Namun, untuk perdagangan pekan terakhir Februari 2026 mendatang, indeks diproyeksikan mengalami kenaikan. Menurut Ezaridho Ibnutama, Head of Research NH Korindo Sekuritas, IHSG berpotensi menguat dalam perdagangan Senin (23/2/2026). Level support IHSG saat ini berada di 8.176 dan resistance di kisaran 8.379 hingga 8.474.

Ezaridho menjelaskan bahwa pelaku pasar akan memantau keputusan terbaru dari Mahkamah Agung Amerika Serikat (SCOTUS) yang membatalkan tarif Trump. Perkembangan ini dapat memberikan sentimen positif bagi pasar saham Indonesia setelah sebelumnya menghadapi tekanan akibat polemik dengan MSCI dan Moody’s pada kuartal pertama 2026.

“Prospek pasar saham Indonesia tampak lebih cerah, namun pelaku usaha domestik juga harus siap menghadapi persaingan ketat dari perusahaan AS yang mendapatkan pengecualian dari regulasi di Indonesia,” ujarnya dalam risetnya.

Pengecualian tersebut termasuk aturan Tingkat Komponen Dalam Negeri (TKDN) yang bisa menimbulkan tuntutan perlakuan yang setara bagi pelaku usaha lokal. Jika regulasi yang kompleks menghambat tumbuhnya wirausaha baru, hal ini bisa menjadi tantangan bagi industri dalam negeri.

Di tengah tren melemahnya rupiah, beberapa perusahaan manufaktur mulai mempertimbangkan relokasi ke Amerika Serikat. Alasan utamanya adalah pembebasan regulasi, tarif 0%, serta kemudahan menerima pendapatan dalam mata uang dolar AS yang kuat.

Sementara itu, kesepakatan dagang antara AS dan Indonesia tetap memberikan sentimen positif untuk membalikkan arus keluar modal dari Indonesia. “Kami berpandangan bahwa ketika kesepakatan ini mulai berlaku, regulasi domestik akan beradaptasi terhadap meningkatnya persaingan dalam lanskap bisnis Indonesia,” tambah Ezaridho.

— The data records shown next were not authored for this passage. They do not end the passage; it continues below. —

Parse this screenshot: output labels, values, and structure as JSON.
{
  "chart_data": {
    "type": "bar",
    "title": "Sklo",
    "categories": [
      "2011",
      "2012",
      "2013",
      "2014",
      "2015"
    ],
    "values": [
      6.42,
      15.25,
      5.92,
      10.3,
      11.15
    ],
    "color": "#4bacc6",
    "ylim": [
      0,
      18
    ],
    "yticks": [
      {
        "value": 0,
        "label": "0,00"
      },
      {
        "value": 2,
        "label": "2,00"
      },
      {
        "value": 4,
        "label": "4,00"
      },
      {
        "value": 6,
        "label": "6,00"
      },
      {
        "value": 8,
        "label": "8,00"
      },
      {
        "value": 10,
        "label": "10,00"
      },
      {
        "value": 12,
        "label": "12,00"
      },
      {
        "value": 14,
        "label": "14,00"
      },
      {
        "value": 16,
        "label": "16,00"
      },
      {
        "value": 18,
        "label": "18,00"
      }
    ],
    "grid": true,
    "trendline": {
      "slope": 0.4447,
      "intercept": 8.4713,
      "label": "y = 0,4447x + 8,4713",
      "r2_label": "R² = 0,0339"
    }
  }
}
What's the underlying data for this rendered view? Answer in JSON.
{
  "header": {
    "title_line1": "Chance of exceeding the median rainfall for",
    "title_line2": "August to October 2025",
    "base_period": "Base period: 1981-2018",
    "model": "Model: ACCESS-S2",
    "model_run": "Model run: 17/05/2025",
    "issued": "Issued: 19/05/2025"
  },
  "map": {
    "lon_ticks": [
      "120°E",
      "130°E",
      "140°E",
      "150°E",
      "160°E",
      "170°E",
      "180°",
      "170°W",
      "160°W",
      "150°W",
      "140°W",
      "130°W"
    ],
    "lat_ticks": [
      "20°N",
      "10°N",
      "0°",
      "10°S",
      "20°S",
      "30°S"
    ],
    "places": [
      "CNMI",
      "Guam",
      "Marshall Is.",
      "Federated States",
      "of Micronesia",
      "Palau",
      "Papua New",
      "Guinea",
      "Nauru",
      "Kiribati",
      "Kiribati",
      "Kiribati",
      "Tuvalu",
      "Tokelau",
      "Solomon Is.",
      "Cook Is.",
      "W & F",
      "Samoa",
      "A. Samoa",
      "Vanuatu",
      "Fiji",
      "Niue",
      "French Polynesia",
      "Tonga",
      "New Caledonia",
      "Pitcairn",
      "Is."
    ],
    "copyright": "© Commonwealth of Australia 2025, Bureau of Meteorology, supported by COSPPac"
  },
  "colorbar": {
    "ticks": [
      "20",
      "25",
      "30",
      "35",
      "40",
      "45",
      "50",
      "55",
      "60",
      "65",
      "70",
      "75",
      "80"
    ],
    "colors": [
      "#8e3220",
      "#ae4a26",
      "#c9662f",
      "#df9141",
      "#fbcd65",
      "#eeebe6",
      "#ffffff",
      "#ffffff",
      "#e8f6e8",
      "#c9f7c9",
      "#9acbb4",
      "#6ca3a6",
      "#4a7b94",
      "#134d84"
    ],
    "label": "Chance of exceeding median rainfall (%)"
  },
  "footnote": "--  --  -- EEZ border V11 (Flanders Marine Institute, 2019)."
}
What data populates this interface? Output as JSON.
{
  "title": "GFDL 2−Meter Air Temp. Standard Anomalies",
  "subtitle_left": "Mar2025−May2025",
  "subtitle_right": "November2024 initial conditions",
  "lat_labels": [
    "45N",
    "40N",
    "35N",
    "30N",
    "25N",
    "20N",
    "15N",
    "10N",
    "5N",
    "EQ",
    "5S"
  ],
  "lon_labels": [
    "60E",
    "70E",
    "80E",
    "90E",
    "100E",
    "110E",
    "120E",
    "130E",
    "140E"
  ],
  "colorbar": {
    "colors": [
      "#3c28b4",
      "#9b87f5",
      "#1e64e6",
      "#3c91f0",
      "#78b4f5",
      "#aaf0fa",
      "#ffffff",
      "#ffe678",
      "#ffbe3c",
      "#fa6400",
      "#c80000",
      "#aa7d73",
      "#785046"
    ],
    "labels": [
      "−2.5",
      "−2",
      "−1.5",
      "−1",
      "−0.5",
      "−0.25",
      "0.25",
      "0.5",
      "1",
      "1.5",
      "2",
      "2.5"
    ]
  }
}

Nafan Aji Gusta, Senior Market Analyst dari Mirae Asset Sekuritas, menilai IHSG untuk perdagangan Senin (23/2/2026) berada di level support 8.210 dan 8.171 serta resistance di posisi 8.376 dan 8.408. Ia menyatakan bahwa investor dan pelaku pasar akan mencermati perkembangan terkait reformasi pasar modal, khususnya transparansi kepemilikan saham dan dinamika free float.

“Ini memungkinkan investor asing melakukan akumulasi saham berkapitalisasi besar,” ujar Nafan.

Di sisi lain, hubungan bilateral antara AS dan Indonesia juga menjadi perhatian. Kesepakatan saling menguntungkan ini memberikan fasilitas tarif 0% untuk sekitar 1.800 produk ekspor ke AS. Kebijakan ini diharapkan dapat mendukung kinerja emiten-emiten nasional seperti logam mineral, manufaktur, kayu, hingga furnitur.

Selain itu, apresiasi harga komoditas emas menjadi sentimen positif yang dapat mendukung kinerja perusahaan terkait. Pasar juga masih dibayangi oleh sejumlah katalis seperti rilis laporan keuangan, momentum Ramadan dan Lebaran, serta musim pembagian dividen yang sering menjadi perhatian investor.

Dalam rekomendasi saham, Ezaridho menyarankan investor untuk memperhatikan saham logistik perkapalan seperti PT Samudera Indonesia Tbk (SMDR) dengan target harga Rp 500, PT Buana Lintas Lautan Tbk (BULL) dengan target harga Rp 800, dan PT Soechi Lines Tbk (SOCI) pada target harga Rp 1.110 per saham.